Les cryptomonnaies sont devenues l’une des plus importantes parmi les manifestations d’un fléau dont l’existence remonte à la nuit des temps : la crédulité, l’absence de bon sens, et l’exploitation de ces carences par des institutions ou personnages désireux de briller ou/et de faire fortune.
Certains lecteurs seront désagréablement surpris par cette affirmation abrupte ; je leur demande juste un peu d’attention, comme le fait Hercule Poirot dans les romans d’Agatha Christie lorsqu’il va désigner le coupable et expliquer comment celui-ci a perpétré son forfait.
Qu’est-ce que la monnaie ?
Le succès du bitcoin et de quelques autres cryptomonnaies tient pour beaucoup au fait que peu de personnes savent ce qu’est la monnaie. Unité de compte et moyen de paiement, comme le disent les manuels d’économie ? Oui, certes, mais cela nous indique à quoi sert la monnaie, sans nous dire ce qu’elle est.
Pour le savoir, commençons par la monnaie dite scripturale. Disposer d’un certain nombre d’euros sur votre compte à vue à la banque B signifie que vous êtes créancier de cette institution et que vous avez le droit de lui donner des ordres de paiement, dans la limite de la somme qui figure au crédit de votre compte. Certains ordres peuvent être permanents : par exemple, celui de payer chaque mois vos factures d’électricité et de téléphone. La remise d’un chèque en règlement d’un achat, elle, est un ordre de paiement ponctuel. Le paiement par carte bancaire consiste de même, sous une forme techniquement différente, à faire créditer le compte du vendeur par le débit de celui de l’acheteur.
La monnaie est souvent prise pour une chose, comme si nous étions encore à l’époque des paiements en pièces de métal précieux. En réalité, elle est une relation chiffrée entre deux agents, l’un débiteur (généralement une banque) et l’autre créditeur (la personne, physique ou morale, qui est titulaire d’un compte à vue ouvert sur les livres de cette banque).
La relation entre le « déposant », disons Mr Durand, et sa banque B, est dite « créance » si l’on se place du point de vue de Mr Durand et « dette » du point de vue de B. Plus précisément cette dette est « à vue », immédiatement exigible.
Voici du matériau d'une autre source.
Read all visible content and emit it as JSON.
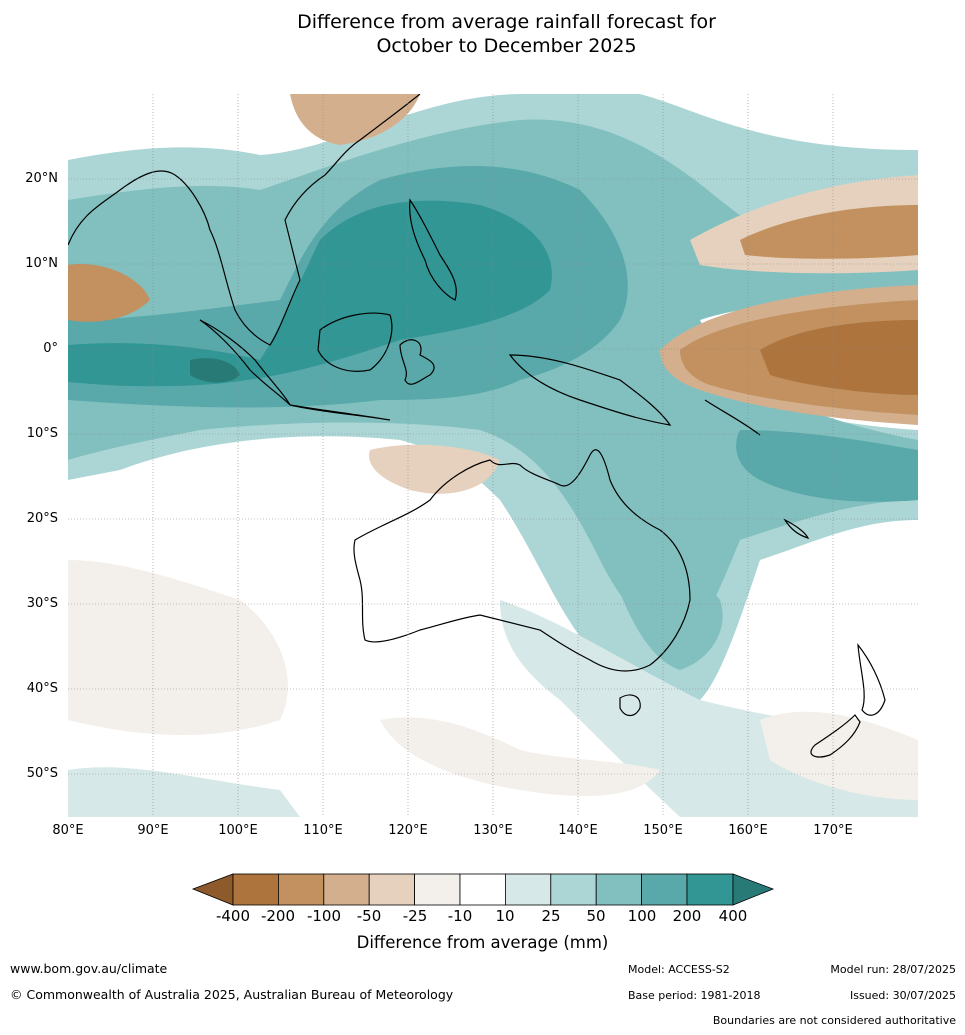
{
  "title": {
    "line1": "Difference from average rainfall forecast for",
    "line2": "October to December 2025"
  },
  "map": {
    "lat_ticks": [
      "20°N",
      "10°N",
      "0°",
      "10°S",
      "20°S",
      "30°S",
      "40°S",
      "50°S"
    ],
    "lon_ticks": [
      "80°E",
      "90°E",
      "100°E",
      "110°E",
      "120°E",
      "130°E",
      "140°E",
      "150°E",
      "160°E",
      "170°E"
    ],
    "extent": {
      "lon": [
        80,
        180
      ],
      "lat": [
        -55,
        30
      ]
    }
  },
  "legend": {
    "title": "Difference from average (mm)",
    "labels": [
      "-400",
      "-200",
      "-100",
      "-50",
      "-25",
      "-10",
      "10",
      "25",
      "50",
      "100",
      "200",
      "400"
    ],
    "colors": {
      "lt_m400": "#8f5a2b",
      "m400_m200": "#ad743d",
      "m200_m100": "#c2915f",
      "m100_m50": "#d3af8d",
      "m50_m25": "#e5d1bd",
      "m25_m10": "#f3efea",
      "m10_10": "#ffffff",
      "p10_25": "#d6e9e8",
      "p25_50": "#acd6d5",
      "p50_100": "#82c0c0",
      "p100_200": "#5aa9aa",
      "p200_400": "#319694",
      "gt_400": "#287a76"
    }
  },
  "footer": {
    "website": "www.bom.gov.au/climate",
    "copyright": "© Commonwealth of Australia 2025, Australian Bureau of Meteorology",
    "model": "Model: ACCESS-S2",
    "base_period": "Base period: 1981-2018",
    "model_run": "Model run: 28/07/2025",
    "issued": "Issued: 30/07/2025",
    "disclaimer": "Boundaries are not considered authoritative"
  }
}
Mais que signifie cette exigibilité ?
Concrètement, il s’agit du droit qu’a Mr Durand d’ordonner à B d’effectuer « pour son compte » certains paiements, c’est-à-dire de faire créditer le compte d’une tierce personne, par exemple un établissement de commerce. Vous entrez chez un libraire, et avant de ressortir avec trois ouvrages sous le bras vous passez à la caisse faire débiter votre compte au profit de celui de la librairie, en vous servant d’une carte bancaire ou en signant un chèque.
Comptes et billets
Dans cette opération, où est la monnaie ? Physiquement, c’est un nombre et deux noms, jadis sur un registre papier, aujourd’hui dans une mémoire d’ordinateur. Nous sommes en plein numérique, mais un numérique qui n’est pas forcément informatisé, parce que les paiements sous forme d’écritures sur des comptes se pratiquent depuis des siècles, bien avant l’apparition des ordinateurs : l’informatisation du domaine monétaire a modifié les techniques de paiement, elle n’en a nullement modifié les principes.
Examinons maintenant le cas d’un client qui paye « en espèces », faisant passer des billets de son portefeuille au tiroir-caisse du vendeur. Ces billets sont des créances sur une banque dite « d’émission » - dans notre pays, la Banque de France. Cette institution est aussi appelée « banque centrale », pour deux raisons : parce qu’elle détient le monopole de l’émission des « billets de banque », et parce qu’elle dispose d’un pouvoir disciplinaire sur les autres banques, dites « de second rang ». Disons pour simplifier que la banque centrale veille à ce que ces banques, soumises à sa vigilance, n’usent pas à tort et à travers du pouvoir de création monétaire dont elles font usage quand elles accordent des crédits.
Une conception simpliste, hélas assez répandue, fait des billets la monnaie par excellence : les comptes en banque seraient alimentés par des dépôts de billets. Certes, tout un chacun peut apporter une liasse de billets chez son banquier, et ressortir en sachant que son compte a été crédité du montant de ce dépôt, mais la monnaie scripturale est principalement créée par inscription sur un compte bancaire en contrepartie d’une reconnaissance de dette envers la banque. L’époque où la monnaie scripturale provenait principalement d’apports de billets aux guichets des banques de second rang est révolue depuis belle lurette.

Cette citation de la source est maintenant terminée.